In ogni caso, il capo dello Stato è messo in grado di monitorare e controllare tutte le attività e finisce con l’apparire “onnipresente” il che assume per certuni un significato quasi negativo o intrusivo.

La dottrina giuridica si interroga da tempo sulle modalità di sviluppo di questi poteri. Stiamo passando ad una Repubblica semi-presidenziale oppure l’ampliamento di poteri va collegato solo alle condizioni politiche eccezionali del mandato di Napolitano? L'autore si chiede e ci chiede dunque se tale costume politico tenda a stabilizzarsi, modificando di fatto il ruolo dell'istituzione presidenziale.

Una soluzione sarebbe di ricondurre la istituzione presidenziale nella neutralità, come voluta dai costituenti, il che comporterebbe la formalizzazione nella costituzione di procedimenti che attualmente sono affidati ai rapporti di forza. In ogni caso la Costituzione sembra divenuta incapace di fissare i limiti delle prassi politiche. Dobbiamo impegnarci a mantenere la carica nei limiti di un principe senza scettro o dobbiamo accettare il re della Repubblica?

Fra le cariche delle istituzioni repubblicane quella del Presidente della repubblica resiste più delle altre all’inquadramento secondo i moduli dell’analisi giuridica. Le stesse caratteristiche di generalità e onnicomprensività di un ruolo che coinvolge tutti, non solo le istituzioni, ma anche e soprattutto la società, i cittadini, l’opinione pubblica, contribuisce a dilatare i poteri del Capo dello Stato per ovviare agli scossoni del sistema.Le lacune della normativa costituzionale, con le loro ambiguità di significato e di ruolo relativamente alla rappresentanza dell’unità nazionale, restano sprovviste di un ancoraggio normativo certo, che consenta di immettere nella forma di governo parlamentare logiche di funzionamento proprie di modelli dualisti, in cui il Presidente è investito dal popolo ed è titolare dell’indirizzo politico. Si comprende come tutto ciò provochi tensioni interne difficilmente risolvibili.

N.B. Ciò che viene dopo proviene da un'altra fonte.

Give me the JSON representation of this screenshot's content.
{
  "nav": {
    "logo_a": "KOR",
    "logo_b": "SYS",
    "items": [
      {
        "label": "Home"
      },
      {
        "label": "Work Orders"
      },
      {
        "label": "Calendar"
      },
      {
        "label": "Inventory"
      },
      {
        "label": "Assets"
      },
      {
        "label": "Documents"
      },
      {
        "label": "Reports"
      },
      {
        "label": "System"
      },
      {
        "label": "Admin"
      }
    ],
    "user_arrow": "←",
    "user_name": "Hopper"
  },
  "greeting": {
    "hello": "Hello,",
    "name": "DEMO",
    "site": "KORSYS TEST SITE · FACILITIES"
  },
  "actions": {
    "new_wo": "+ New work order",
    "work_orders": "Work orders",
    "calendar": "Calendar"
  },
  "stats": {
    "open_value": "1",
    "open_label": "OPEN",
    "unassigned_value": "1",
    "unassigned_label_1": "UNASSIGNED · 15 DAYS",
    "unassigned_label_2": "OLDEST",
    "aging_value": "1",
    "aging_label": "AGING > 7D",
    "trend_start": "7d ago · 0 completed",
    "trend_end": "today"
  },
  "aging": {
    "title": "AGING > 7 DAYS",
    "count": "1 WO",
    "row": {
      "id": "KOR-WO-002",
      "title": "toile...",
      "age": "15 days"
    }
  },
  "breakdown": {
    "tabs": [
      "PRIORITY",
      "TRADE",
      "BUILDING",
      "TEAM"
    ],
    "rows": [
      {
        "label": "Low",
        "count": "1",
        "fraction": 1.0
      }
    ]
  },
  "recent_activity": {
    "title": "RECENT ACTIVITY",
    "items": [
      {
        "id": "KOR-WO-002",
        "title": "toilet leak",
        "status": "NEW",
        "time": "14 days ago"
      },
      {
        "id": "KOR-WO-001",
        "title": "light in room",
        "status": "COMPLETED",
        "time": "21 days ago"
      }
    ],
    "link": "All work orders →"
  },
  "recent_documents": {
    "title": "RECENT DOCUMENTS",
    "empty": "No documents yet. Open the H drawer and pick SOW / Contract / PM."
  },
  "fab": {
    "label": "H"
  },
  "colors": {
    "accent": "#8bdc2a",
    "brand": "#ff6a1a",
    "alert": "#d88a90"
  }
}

All'autore pare realistico prendere atto che la compartecipazione del Presidente della Repubblica alla funzione di governo verificatasi durante l’era di Napolitano è irreversibile. Questo comporta di fatto la politicizzazione della carica e, di conseguenza, anche l’elezione diretta popolare, secondo un modello semi presidenziale o presidenziale.

Senza offrire conclusioni affrettate, che suonerebbero inevitabilmente di parte, egli prende atto e presenta all’attenzione del lettore la realtà del cambiamento che si è verificato col consenso più o meno tacito o esplicito della opinione pubblica e che impone un ripensamento della figura istituzionale della Presidenza della Repubblica, tra evoluzione e trasformazione.